Consider the rejection rule:
- Reject \(H_0\) if \(\text{T-stat}\geq t_{n-k,1-\alpha}\).
We reject \(H_0\) is the value of the test statistic is much greater than the \(1-\alpha\) percentile of the t-distribution. Does this test have the right size?
\[ \begin{aligned} Pr(\text{Reject}\;H_0|\beta_1 \leq r,X) =& Pr(\text{T-stat}\geq t_{n-k,1-\alpha}|\beta_1 \leq r,X) \\ \leq&Pr(\text{T-stat}\geq t_{n-k,1-\alpha}|\beta_1 = r,X) \\ =&\alpha \end{aligned} \] The inequality appears, because for values of \(\beta_1<r\), the probability of rejection is strictly \(<\alpha\). This is not a problem, so long as for the threshold case \(\beta_1 = r\), the probability is still \(\leq\alpha\).
P-values
The p-value of a test corresponds to the smallest significance level (i.e. \(\alpha\)) at which you reject \(H_0\). It is an incredibly useful value to compute, because it can be used a rejection rule:
- Reject \(H_0\) if p-value \(\leq \alpha\).

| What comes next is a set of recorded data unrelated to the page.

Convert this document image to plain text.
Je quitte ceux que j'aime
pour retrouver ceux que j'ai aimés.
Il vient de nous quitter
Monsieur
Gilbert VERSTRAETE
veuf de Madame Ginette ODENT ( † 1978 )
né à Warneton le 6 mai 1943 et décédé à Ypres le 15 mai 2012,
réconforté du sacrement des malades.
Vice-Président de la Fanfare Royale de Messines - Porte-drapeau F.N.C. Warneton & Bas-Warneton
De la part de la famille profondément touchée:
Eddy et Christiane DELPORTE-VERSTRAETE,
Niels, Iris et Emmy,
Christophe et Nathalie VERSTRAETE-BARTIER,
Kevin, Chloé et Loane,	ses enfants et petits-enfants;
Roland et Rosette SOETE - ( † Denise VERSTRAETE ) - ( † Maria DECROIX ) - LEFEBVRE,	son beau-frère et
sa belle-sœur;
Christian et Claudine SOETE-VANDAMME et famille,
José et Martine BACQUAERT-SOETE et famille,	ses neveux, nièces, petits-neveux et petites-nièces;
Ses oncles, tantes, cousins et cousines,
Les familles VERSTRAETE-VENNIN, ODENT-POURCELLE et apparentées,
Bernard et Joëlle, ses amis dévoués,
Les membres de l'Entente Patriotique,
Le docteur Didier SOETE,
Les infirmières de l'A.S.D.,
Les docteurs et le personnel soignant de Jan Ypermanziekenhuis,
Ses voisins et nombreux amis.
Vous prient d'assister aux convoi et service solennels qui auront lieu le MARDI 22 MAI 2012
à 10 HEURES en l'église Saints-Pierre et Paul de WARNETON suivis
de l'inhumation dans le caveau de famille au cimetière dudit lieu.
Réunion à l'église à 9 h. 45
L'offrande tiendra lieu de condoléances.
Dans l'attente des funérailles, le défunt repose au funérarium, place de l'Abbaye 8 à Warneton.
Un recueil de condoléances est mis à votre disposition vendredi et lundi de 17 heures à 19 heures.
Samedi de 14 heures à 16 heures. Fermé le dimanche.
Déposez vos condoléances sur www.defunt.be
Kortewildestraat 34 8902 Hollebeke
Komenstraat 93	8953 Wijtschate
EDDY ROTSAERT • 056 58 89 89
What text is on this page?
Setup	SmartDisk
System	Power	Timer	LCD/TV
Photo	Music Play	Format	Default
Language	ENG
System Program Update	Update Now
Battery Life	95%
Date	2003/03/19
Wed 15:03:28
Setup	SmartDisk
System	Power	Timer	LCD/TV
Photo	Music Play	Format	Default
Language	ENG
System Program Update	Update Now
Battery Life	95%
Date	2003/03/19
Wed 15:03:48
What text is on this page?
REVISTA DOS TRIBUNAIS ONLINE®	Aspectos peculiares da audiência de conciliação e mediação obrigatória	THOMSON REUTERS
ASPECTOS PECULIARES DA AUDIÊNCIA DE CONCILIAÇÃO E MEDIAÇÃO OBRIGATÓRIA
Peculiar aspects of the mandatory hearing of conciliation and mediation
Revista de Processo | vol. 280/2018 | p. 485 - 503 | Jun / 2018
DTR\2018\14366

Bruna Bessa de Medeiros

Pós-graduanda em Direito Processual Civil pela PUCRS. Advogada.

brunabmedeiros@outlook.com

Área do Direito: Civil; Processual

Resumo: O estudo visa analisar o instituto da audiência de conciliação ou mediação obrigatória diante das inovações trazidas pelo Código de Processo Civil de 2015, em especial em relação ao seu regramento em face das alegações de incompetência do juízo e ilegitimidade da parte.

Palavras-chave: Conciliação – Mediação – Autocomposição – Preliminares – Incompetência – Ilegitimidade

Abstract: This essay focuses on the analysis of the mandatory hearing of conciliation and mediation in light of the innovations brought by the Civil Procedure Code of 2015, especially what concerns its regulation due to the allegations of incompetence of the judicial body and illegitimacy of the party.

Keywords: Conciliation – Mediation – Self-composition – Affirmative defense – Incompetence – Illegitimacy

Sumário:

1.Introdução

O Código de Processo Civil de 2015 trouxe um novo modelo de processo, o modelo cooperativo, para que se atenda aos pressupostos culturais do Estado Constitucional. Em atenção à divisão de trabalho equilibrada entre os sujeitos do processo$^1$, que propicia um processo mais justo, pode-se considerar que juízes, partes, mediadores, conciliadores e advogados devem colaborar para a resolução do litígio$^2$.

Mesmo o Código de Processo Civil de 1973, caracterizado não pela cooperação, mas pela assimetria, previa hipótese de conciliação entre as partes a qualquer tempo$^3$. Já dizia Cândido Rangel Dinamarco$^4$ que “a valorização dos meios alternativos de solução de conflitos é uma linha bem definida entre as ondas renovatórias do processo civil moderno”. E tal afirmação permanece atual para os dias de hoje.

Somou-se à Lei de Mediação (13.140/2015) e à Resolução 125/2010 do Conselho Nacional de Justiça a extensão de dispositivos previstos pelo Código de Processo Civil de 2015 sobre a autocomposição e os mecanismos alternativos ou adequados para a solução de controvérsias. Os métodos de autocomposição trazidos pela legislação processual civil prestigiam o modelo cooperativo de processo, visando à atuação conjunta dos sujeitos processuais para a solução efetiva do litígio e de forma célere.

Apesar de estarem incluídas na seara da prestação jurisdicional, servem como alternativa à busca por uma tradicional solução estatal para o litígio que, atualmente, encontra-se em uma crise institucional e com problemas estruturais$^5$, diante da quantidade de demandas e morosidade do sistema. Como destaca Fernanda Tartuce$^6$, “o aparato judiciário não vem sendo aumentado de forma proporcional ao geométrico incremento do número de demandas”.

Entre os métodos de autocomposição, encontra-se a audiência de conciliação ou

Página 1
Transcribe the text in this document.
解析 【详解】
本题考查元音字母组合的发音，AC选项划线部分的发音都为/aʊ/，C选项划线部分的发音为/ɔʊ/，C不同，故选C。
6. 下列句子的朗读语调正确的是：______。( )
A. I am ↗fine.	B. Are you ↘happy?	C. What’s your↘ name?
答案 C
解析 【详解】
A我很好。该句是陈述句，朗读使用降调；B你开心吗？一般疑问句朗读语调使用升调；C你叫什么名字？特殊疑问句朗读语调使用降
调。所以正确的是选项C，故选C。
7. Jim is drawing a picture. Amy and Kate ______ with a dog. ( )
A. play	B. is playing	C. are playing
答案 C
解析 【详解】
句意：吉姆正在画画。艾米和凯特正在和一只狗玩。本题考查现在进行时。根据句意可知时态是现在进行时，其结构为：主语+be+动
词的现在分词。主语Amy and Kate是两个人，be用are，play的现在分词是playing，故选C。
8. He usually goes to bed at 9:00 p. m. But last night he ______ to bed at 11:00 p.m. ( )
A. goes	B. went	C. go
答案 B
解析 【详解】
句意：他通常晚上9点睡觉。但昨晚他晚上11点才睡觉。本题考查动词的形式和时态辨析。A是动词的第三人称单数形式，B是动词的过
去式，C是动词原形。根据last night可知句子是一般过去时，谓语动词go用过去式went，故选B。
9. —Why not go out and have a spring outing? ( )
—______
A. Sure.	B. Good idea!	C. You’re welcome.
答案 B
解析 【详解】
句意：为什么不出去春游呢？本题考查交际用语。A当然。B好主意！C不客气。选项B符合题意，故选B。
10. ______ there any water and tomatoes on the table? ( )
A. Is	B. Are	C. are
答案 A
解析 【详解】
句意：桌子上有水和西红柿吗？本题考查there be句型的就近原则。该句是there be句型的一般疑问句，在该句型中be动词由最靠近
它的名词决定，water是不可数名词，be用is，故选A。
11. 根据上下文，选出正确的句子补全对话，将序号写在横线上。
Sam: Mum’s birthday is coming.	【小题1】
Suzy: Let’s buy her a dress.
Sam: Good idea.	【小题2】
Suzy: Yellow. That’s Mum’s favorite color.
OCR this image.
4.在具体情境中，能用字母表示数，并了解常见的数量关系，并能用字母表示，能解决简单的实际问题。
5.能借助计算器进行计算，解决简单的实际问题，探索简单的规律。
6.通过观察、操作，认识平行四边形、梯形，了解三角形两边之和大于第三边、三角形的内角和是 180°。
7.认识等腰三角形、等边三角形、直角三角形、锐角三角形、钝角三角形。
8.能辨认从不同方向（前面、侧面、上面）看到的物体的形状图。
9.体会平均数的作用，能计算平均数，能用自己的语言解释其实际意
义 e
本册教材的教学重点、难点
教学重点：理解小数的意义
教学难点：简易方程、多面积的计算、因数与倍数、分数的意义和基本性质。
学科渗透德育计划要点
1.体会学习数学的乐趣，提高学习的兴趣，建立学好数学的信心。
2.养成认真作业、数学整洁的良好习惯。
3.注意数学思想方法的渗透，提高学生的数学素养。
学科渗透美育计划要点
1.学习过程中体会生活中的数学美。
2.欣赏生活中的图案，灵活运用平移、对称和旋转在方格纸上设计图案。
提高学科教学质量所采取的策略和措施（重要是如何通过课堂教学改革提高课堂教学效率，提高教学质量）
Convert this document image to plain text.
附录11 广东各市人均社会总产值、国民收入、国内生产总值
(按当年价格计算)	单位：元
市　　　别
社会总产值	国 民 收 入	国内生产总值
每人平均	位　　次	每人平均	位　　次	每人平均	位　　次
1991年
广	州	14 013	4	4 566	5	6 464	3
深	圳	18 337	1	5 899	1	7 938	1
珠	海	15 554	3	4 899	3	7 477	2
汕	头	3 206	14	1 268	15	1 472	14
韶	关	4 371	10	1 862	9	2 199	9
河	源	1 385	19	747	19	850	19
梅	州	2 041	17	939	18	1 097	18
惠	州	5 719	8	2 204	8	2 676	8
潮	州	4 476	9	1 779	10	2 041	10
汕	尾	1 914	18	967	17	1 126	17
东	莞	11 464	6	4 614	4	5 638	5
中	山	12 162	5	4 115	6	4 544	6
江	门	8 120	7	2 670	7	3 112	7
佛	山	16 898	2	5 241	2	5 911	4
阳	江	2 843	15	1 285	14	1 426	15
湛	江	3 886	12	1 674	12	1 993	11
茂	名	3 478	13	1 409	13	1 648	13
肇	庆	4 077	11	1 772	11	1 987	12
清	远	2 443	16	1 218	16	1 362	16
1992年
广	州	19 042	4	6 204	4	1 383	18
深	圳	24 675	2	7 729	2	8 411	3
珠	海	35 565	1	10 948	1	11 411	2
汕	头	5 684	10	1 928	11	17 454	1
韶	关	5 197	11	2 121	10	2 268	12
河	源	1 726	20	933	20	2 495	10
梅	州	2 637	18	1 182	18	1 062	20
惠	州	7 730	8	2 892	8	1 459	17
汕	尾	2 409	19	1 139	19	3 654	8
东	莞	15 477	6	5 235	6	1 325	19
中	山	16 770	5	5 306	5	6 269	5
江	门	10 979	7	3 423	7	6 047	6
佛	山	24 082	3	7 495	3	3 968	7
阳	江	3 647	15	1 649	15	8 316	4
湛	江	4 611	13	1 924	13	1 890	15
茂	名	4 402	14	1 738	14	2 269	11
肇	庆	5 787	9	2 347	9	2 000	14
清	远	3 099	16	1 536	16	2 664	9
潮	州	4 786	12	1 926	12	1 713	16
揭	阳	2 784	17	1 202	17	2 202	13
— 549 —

This provides you with a rejection rule that is independent of the distribution of the test-statistic. The critical values of a test-statistic will depend on the distribution, but the p-value not.
In the above two-sided test, the p-value is given by
\[ \text{p-value} = 2\times(1-T_{n-k}(|\text{T-stat}|)) \] where \(T_{n-k}(\cdot)\) is the CDF of the t-distribution (with \(n-k\) dof).
For the one-sided test we considered, it would be:
\[ \text{p-value} = 1-T_{n-k}(\text{T-stat}) \]
While the p-value is computed using the CDF of the test-statistic, and is a value \(\in[0,1]\), it is not a probability. However, since it is a function of the test-statistic, it is a random variable.
One interesting feature of the p-value is that it has a uniform distribution. Consider, the probability that the p-value is less than some value \(\rho\). We will use the one-sided test to simplify things.
\[ \begin{aligned} Pr(\text{p-value}\leq\rho|X,\beta_1=r) =& Pr(1-T_{n-k}(\text{T-stat})\leq\rho|X,\beta_1=r) \\ =&Pr(T_{n-k}(\text{T-stat})\geq 1-\rho|X,\beta_1 = r) \\ =&Pr(\text{T-stat}\geq T_{n-k}^{-1}(1-\rho)|X,\beta_1 = r) \\ =&1-T_{n-k}\big(T_{n-k}^{-1}(1-\rho)\big) \\ =& 1-(1-\rho) \\ =&\rho \end{aligned} \] Thus, the p-value has the characteristic of a uniformly distributed random variable: for \(X\sim U(0,1)\Rightarrow Pr(X\leq x) = x\).
This fact is used to evaluate p-hacking and publication bias in published research. By collecting and plotting the distribution of p-values from published research, you can test how much the distribution varies from uniform.
Statistical Power
Stastical power refers to the probability of rejecting \(H_0\) for a given value of the unknown parameter, which need not correspond to the value under the null hypothesis. Consider the sharp null from the two-sided test: \(H_0:\beta_1 = r\). Suppose, the true value of \(\beta_1\) is some other value \(\kappa\).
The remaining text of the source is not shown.